« Nous, les hommes, on a beau paraître civilisés, on est comme eux : des bêtes sauvages et impatientes, enclines à la violence. »
De violence, il est question, dans le nouveau roman de Melissa Da Costa.
Un roman initiatique qui voit le jeune et rageur Tony M., 17 ans, échapper à la violence paternelle pour intégrer en « gadjo » la communauté tsigane du cirque Pulko,
Il s’agit de montrer patte blanche, se faire accepter de Chavo, le « Padre » et d’intégrer la loi des fauves, fascinants à souhait. D’intégrer aussi un univers tout entier basé sur la domination masculine – nous sommes à la fin du XXe siècle, on parle encore en francs et les portables n’existent pas.
Ainsi Tony gravit-il les échelons de la confiance du Padre et se voit bientôt confier le dressage d’Asia, une panthère nébuleuse.
« On ne peut pas devenir un bon dresseur sans peur. »

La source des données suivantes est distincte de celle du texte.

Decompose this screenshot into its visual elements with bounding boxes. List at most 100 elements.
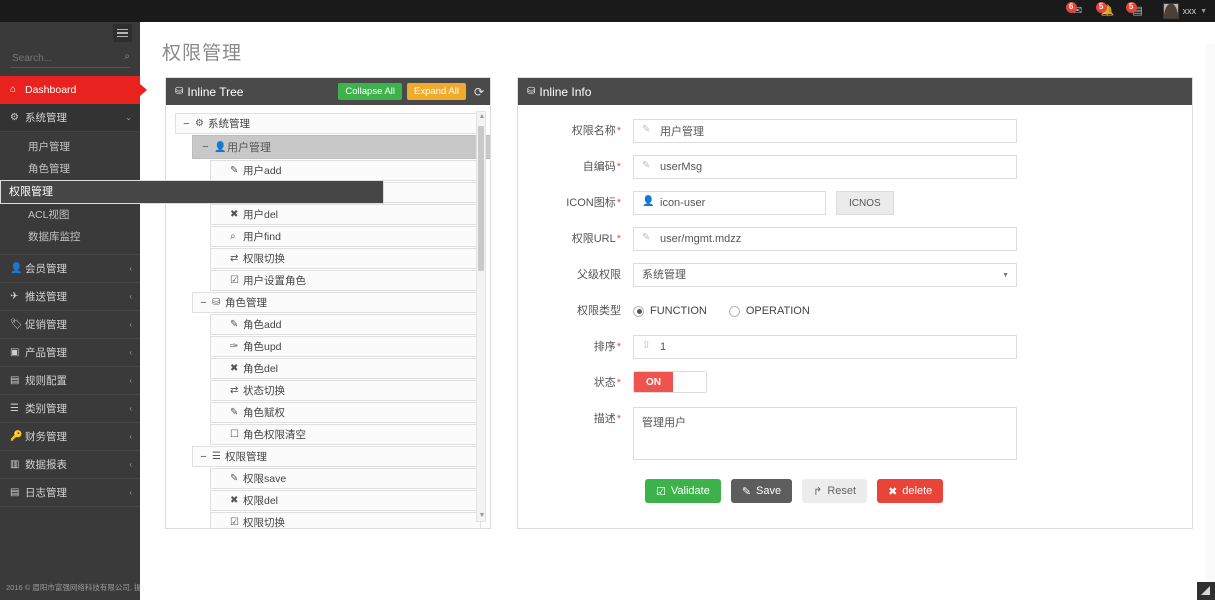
tree-node-8[interactable]: − ⛁ 角色管理 (192, 292, 481, 313)
tree-scrollbar-thumb[interactable] (478, 126, 484, 271)
expand-all-button[interactable]: Expand All (407, 83, 466, 100)
sidebar-subitem-2[interactable]: 权限管理 (0, 180, 384, 204)
tree-scrollbar[interactable]: ▲ ▼ (476, 111, 486, 522)
order-input[interactable] (633, 335, 1017, 359)
description-textarea[interactable] (633, 407, 1017, 460)
parent-permission-select[interactable]: 系统管理 (633, 263, 1017, 287)
tree-node-4[interactable]: ✖ 用户del (210, 204, 481, 225)
tasks-icon: ▤ (1132, 4, 1143, 17)
user-menu[interactable]: xxx ▼ (1157, 0, 1211, 22)
node-expander-icon[interactable]: − (202, 141, 209, 153)
resize-corner-icon[interactable] (1197, 582, 1215, 600)
tree-node-17[interactable]: ✖ 权限del (210, 490, 481, 511)
tree-node-5[interactable]: ⌕ 用户find (210, 226, 481, 247)
tree-node-15[interactable]: − ☰ 权限管理 (192, 446, 481, 467)
node-expander-icon[interactable]: − (200, 450, 207, 463)
tree-node-18[interactable]: ☑ 权限切换 (210, 512, 481, 528)
sidebar-item-4[interactable]: 🏷 促销管理 ‹ (0, 311, 140, 339)
tree-node-label: 权限切换 (243, 253, 285, 265)
icnos-button[interactable]: ICNOS (836, 191, 894, 215)
permission-name-input[interactable] (633, 119, 1017, 143)
validate-button[interactable]: ☑ Validate (645, 479, 721, 503)
sidebar-item-2[interactable]: 👤 会员管理 ‹ (0, 255, 140, 283)
sidebar-item-10[interactable]: ▤ 日志管理 ‹ (0, 479, 140, 507)
edit-icon: ✑ (230, 341, 239, 352)
tree-node-14[interactable]: ☐ 角色权限清空 (210, 424, 481, 445)
tree-node-label: 用户find (243, 231, 281, 243)
tree-node-11[interactable]: ✖ 角色del (210, 358, 481, 379)
sitemap-icon: ⛁ (527, 86, 536, 97)
label-order: 排序* (593, 341, 621, 353)
radio-function[interactable]: FUNCTION (633, 305, 707, 317)
sidebar-item-label: 数据报表 (25, 459, 67, 471)
page-scrollbar[interactable] (1206, 44, 1215, 582)
sidebar-item-9[interactable]: ▥ 数据报表 ‹ (0, 451, 140, 479)
sidebar-item-label: 系统管理 (25, 112, 67, 124)
tree-body: −⚙系统管理−👤用户管理✎用户add✑用户upd✖用户del⌕用户find⇄权限… (166, 105, 490, 528)
scroll-down-icon[interactable]: ▼ (478, 512, 486, 519)
tasks-icon-button[interactable]: ▤ 5 (1123, 0, 1153, 22)
validate-button-label: Validate (670, 485, 710, 497)
permission-code-input[interactable] (633, 155, 1017, 179)
node-expander-icon[interactable]: − (183, 117, 190, 130)
delete-button[interactable]: ✖ delete (877, 479, 944, 503)
sidebar-item-5[interactable]: ▣ 产品管理 ‹ (0, 339, 140, 367)
pencil-icon: ✎ (230, 407, 239, 418)
search-input[interactable] (10, 49, 130, 68)
bell-icon-button[interactable]: 🔔 5 (1093, 0, 1123, 22)
radio-dot[interactable] (728, 305, 740, 317)
sidebar-item-6[interactable]: ▤ 规则配置 ‹ (0, 367, 140, 395)
refresh-icon[interactable]: ⟳ (473, 84, 484, 99)
tree-node-2[interactable]: ✎ 用户add (210, 160, 481, 181)
sidebar-item-8[interactable]: 🔑 财务管理 ‹ (0, 423, 140, 451)
tree-node-9[interactable]: ✎ 角色add (210, 314, 481, 335)
sidebar-item-1[interactable]: ⚙ 系统管理 ⌄ (0, 104, 140, 132)
sidebar-subitem-1[interactable]: 角色管理 (28, 163, 70, 175)
tree-node-13[interactable]: ✎ 角色赋权 (210, 402, 481, 423)
tree-node-label: 系统管理 (208, 118, 250, 130)
home-icon: ⌂ (10, 84, 17, 95)
node-expander-icon[interactable]: − (200, 296, 207, 309)
tree-node-7[interactable]: ☑ 用户设置角色 (210, 270, 481, 291)
tree-node-12[interactable]: ⇄ 状态切换 (210, 380, 481, 401)
tree-node-6[interactable]: ⇄ 权限切换 (210, 248, 481, 269)
avatar (1162, 3, 1179, 19)
tree-node-label: 权限save (243, 473, 287, 485)
sidebar-item-7[interactable]: ☰ 类别管理 ‹ (0, 395, 140, 423)
collapse-all-button[interactable]: Collapse All (338, 83, 403, 100)
sidebar-toggle-area (0, 22, 140, 46)
status-toggle-on-label: ON (634, 372, 673, 392)
sidebar-search[interactable]: ⌕ (10, 48, 130, 68)
hamburger-icon[interactable] (113, 24, 132, 42)
radio-operation[interactable]: OPERATION (728, 305, 810, 317)
radio-dot[interactable] (633, 305, 644, 317)
scroll-up-icon[interactable]: ▲ (478, 113, 486, 120)
tree-node-16[interactable]: ✎ 权限save (210, 468, 481, 489)
tree-node-label: 用户设置角色 (243, 275, 306, 287)
updown-icon: ⇳ (642, 340, 651, 351)
form-panel-header: ⛁ Inline Info (518, 78, 1192, 105)
reset-button[interactable]: ↱ Reset (802, 479, 868, 503)
tree-node-0[interactable]: − ⚙ 系统管理 (175, 113, 481, 134)
sidebar-nav: ⌂ Dashboard ⚙ 系统管理 ⌄ 用户管理 角色管理 权限管理 ACL视图 数据库监控 👤 会… (0, 76, 384, 507)
tree-node-10[interactable]: ✑ 角色upd (210, 336, 481, 357)
pencil-icon: ✎ (741, 485, 752, 498)
save-button[interactable]: ✎ Save (730, 479, 793, 503)
envelope-icon-button[interactable]: ✉ 6 (1063, 0, 1093, 22)
sidebar-subitem-4[interactable]: 数据库监控 (28, 231, 81, 243)
status-toggle[interactable]: ON (633, 371, 707, 393)
permission-icon-input[interactable] (633, 191, 826, 215)
permission-url-input[interactable] (633, 227, 1017, 251)
sidebar-subitem-0[interactable]: 用户管理 (28, 141, 70, 153)
tree-node-label: 角色upd (243, 341, 282, 353)
tree-node-list: −⚙系统管理−👤用户管理✎用户add✑用户upd✖用户del⌕用户find⇄权限… (175, 113, 490, 528)
sidebar-subitem-3[interactable]: ACL视图 (28, 209, 70, 221)
retweet-icon: ⇄ (230, 253, 239, 264)
tree-node-label: 用户管理 (227, 142, 271, 154)
sidebar-item-0[interactable]: ⌂ Dashboard (0, 76, 147, 104)
label-name: 权限名称* (571, 125, 621, 137)
list-icon: ☰ (10, 403, 19, 414)
sidebar-item-3[interactable]: ✈ 推送管理 ‹ (0, 283, 140, 311)
tree-node-1[interactable]: − 👤 用户管理 (192, 135, 490, 159)
cogs-icon: ⚙ (10, 112, 19, 123)
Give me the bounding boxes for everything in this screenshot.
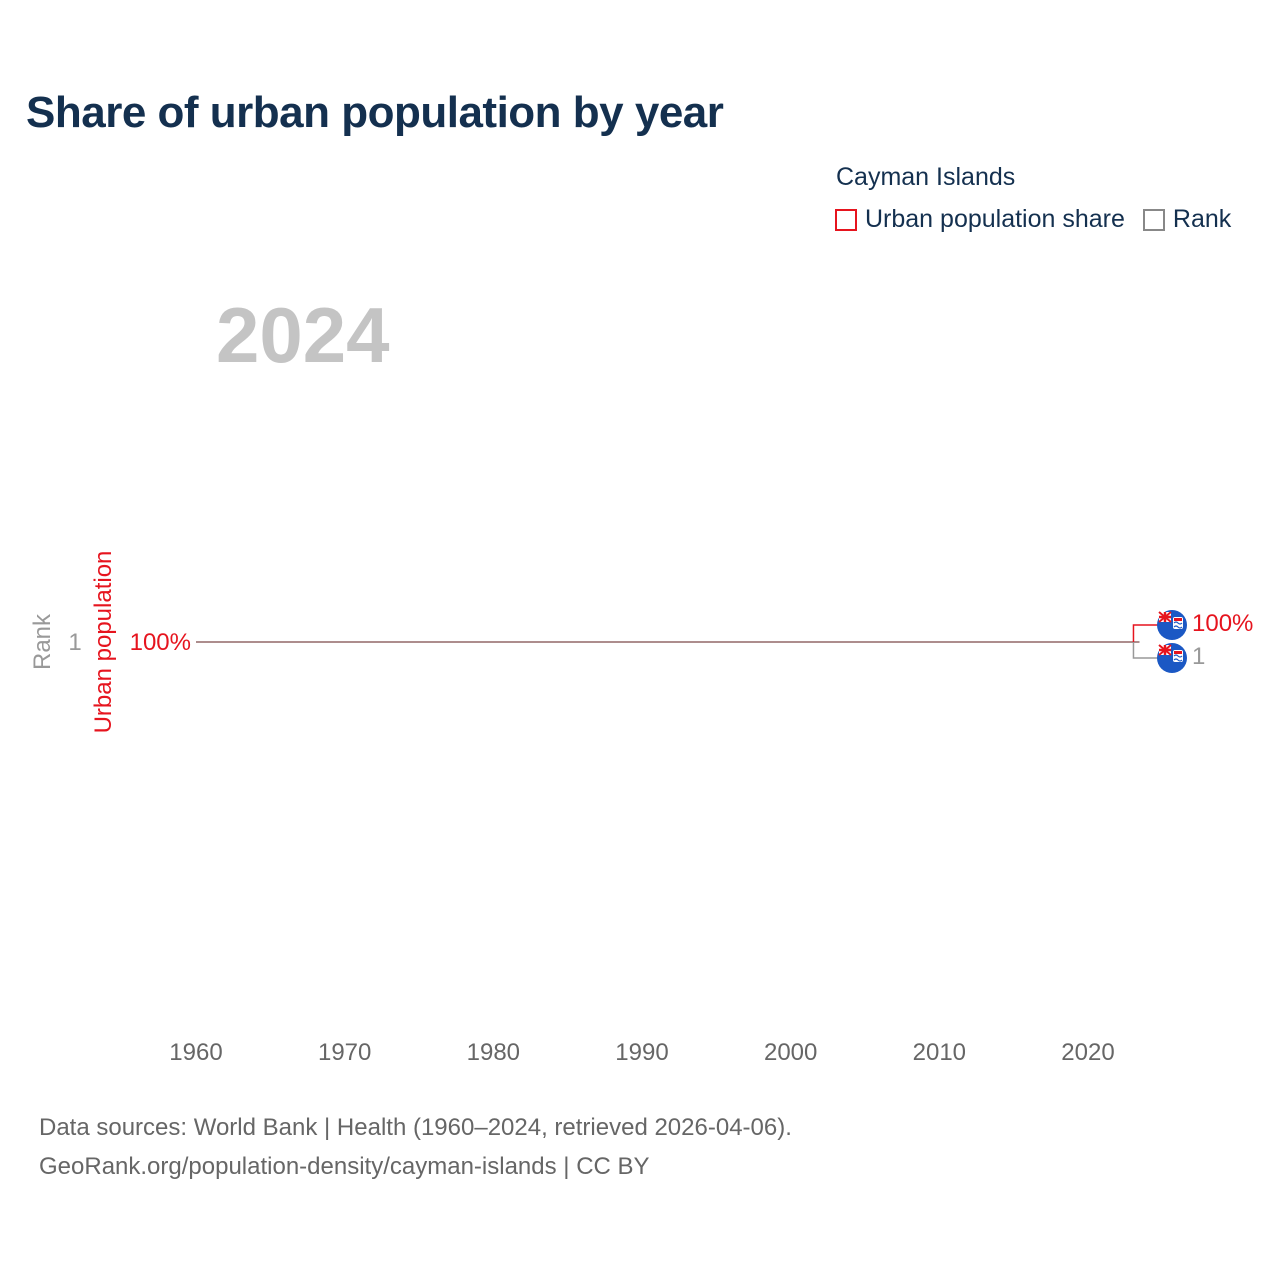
x-tick-label: 2020 [1061, 1039, 1114, 1066]
legend-item-urban-share[interactable]: Urban population share [835, 205, 1125, 234]
chart-title: Share of urban population by year [26, 88, 724, 137]
x-tick-label: 1970 [318, 1039, 371, 1066]
y-axis-label-urban: Urban population [90, 551, 117, 734]
urban-end-label: 100% [1192, 610, 1253, 637]
y-tick-urban: 100% [130, 629, 191, 656]
x-tick-label: 1990 [615, 1039, 668, 1066]
cayman-islands-flag-icon[interactable] [1157, 643, 1187, 673]
legend-item-rank[interactable]: Rank [1142, 205, 1232, 234]
source-line-1: Data sources: World Bank | Health (1960–… [39, 1114, 792, 1141]
y-tick-rank: 1 [68, 629, 81, 656]
x-axis-ticks: 1960 1970 1980 1990 2000 2010 2020 [169, 1039, 1114, 1066]
legend-label-rank: Rank [1172, 205, 1232, 233]
x-tick-label: 2000 [764, 1039, 817, 1066]
x-tick-label: 1980 [467, 1039, 520, 1066]
x-tick-label: 1960 [169, 1039, 222, 1066]
urban-end-connector [1132, 624, 1158, 642]
cayman-islands-flag-icon[interactable] [1157, 610, 1187, 640]
legend-country: Cayman Islands [836, 163, 1016, 191]
rank-end-label: 1 [1192, 643, 1205, 670]
rank-end-connector [1132, 642, 1158, 659]
x-tick-label: 2010 [913, 1039, 966, 1066]
legend-label-urban-share: Urban population share [865, 205, 1125, 233]
source-line-2[interactable]: GeoRank.org/population-density/cayman-is… [39, 1153, 650, 1180]
current-year-label: 2024 [216, 291, 390, 379]
data-source-note: Data sources: World Bank | Health (1960–… [39, 1108, 792, 1186]
legend-checkbox-urban-share[interactable] [835, 208, 857, 231]
legend-checkbox-rank[interactable] [1142, 208, 1165, 231]
legend: Urban population share Rank [835, 205, 1249, 234]
y-axis-label-rank: Rank [29, 613, 56, 670]
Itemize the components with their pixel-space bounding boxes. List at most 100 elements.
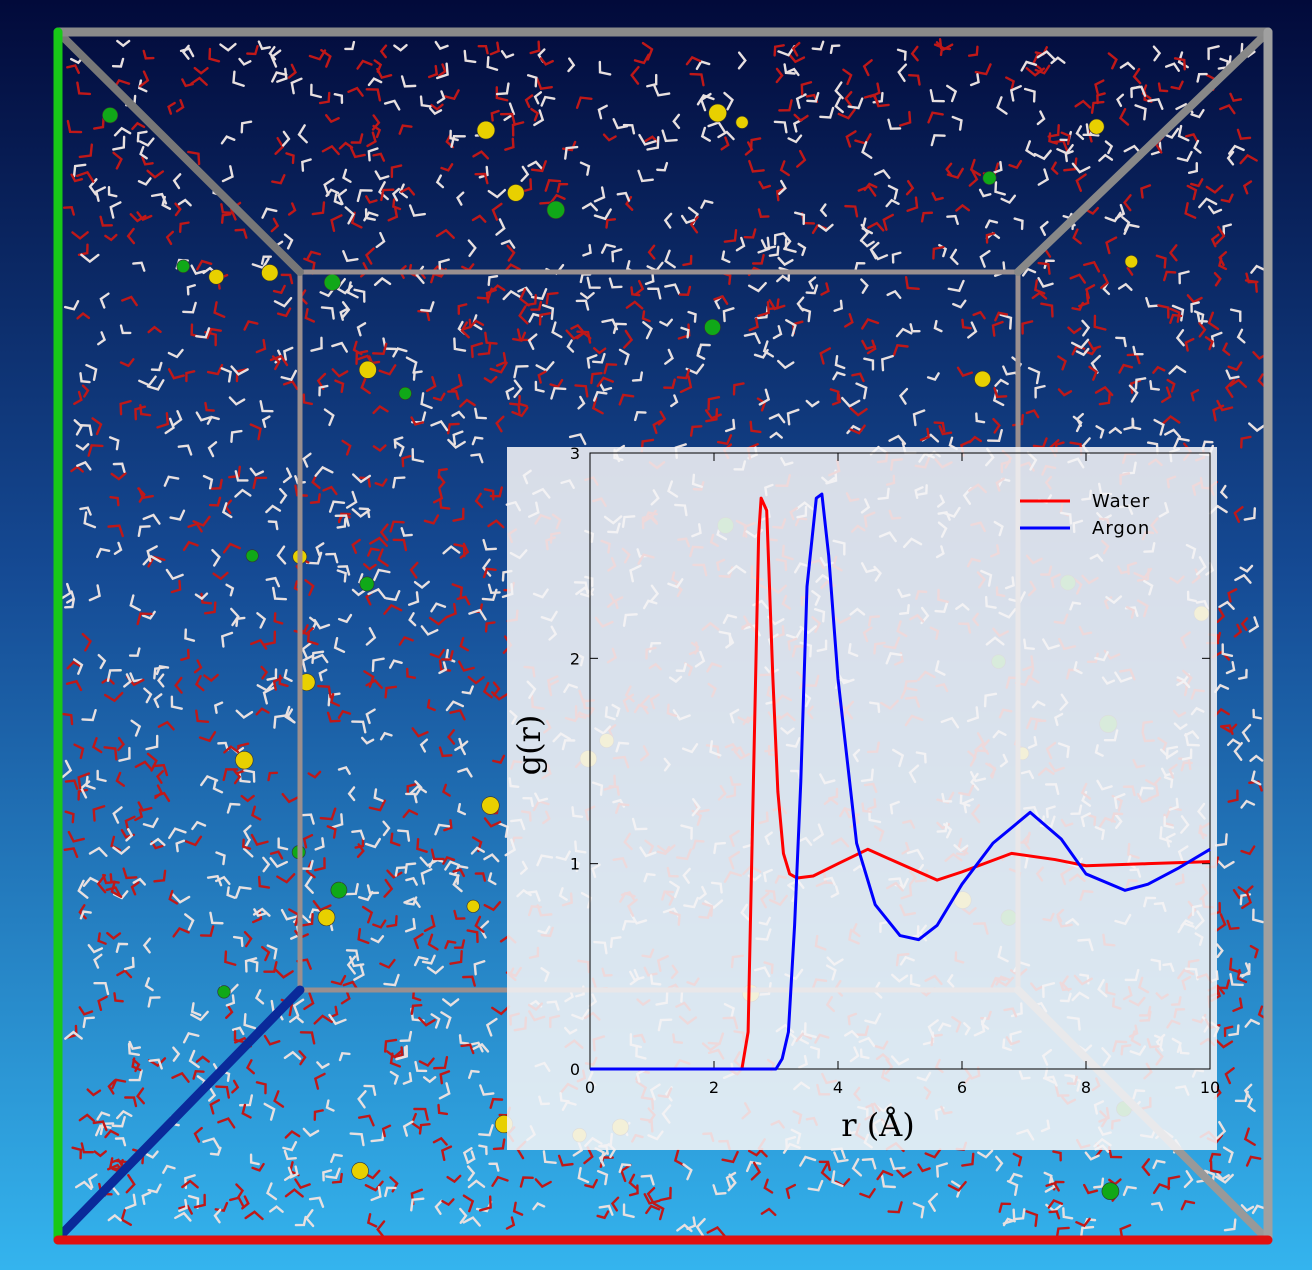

Largement imprégnée de l’univers circassien, de la dynastie familiale Gruss et des travaux, entre autres, de Nathalie Petiteau, Melissa Da Costa offre une nouvelle palette à son écriture. Une palette virile, surprenante, tonique, introspective et très bien agencée
« Tony observe les fauves et se demande ce qui retient ces cinq tueurs en puissance d’attaquer leur dresseur. De l’éventrer. Le traîner au sol. Qu’est-ce qui entrave leur instinct? Il ne peut s’agir seulement de la crainte du fouet ni du morceau de viande qui les attend en récompense à la fin de l’entraînement. Qu’est-ce que les fauves lisent dans le regard de Chavo ? Qu’est-ce qu’ils perçoivent dans sa voix ? Ils pourraient le mettre à mort mais ils ne le font pas. Chavo les conserve sous son emprise. Cet homme soumet les fauves à sa volonté et, en le faisant, c’est comme s’il leur volait leur puissance. »
Une lecture/ écoute..fascinante.
L’autrice rencontrera ses nombreux aficionados, à Bruxelles, lors de la 55e édition de la Foire du Livre – du 26 au 29 mars prochain (annonce sur ce site)
Apolline Elter
Fauves, Melissa Da Costa, roman, Ed. Albin Michel, janvier 2026, 484 pp- Ed. Audiolib, janvier 2026, texte intégral lu par Xavier Baur. Durée d’écoute : 14 h 57 min.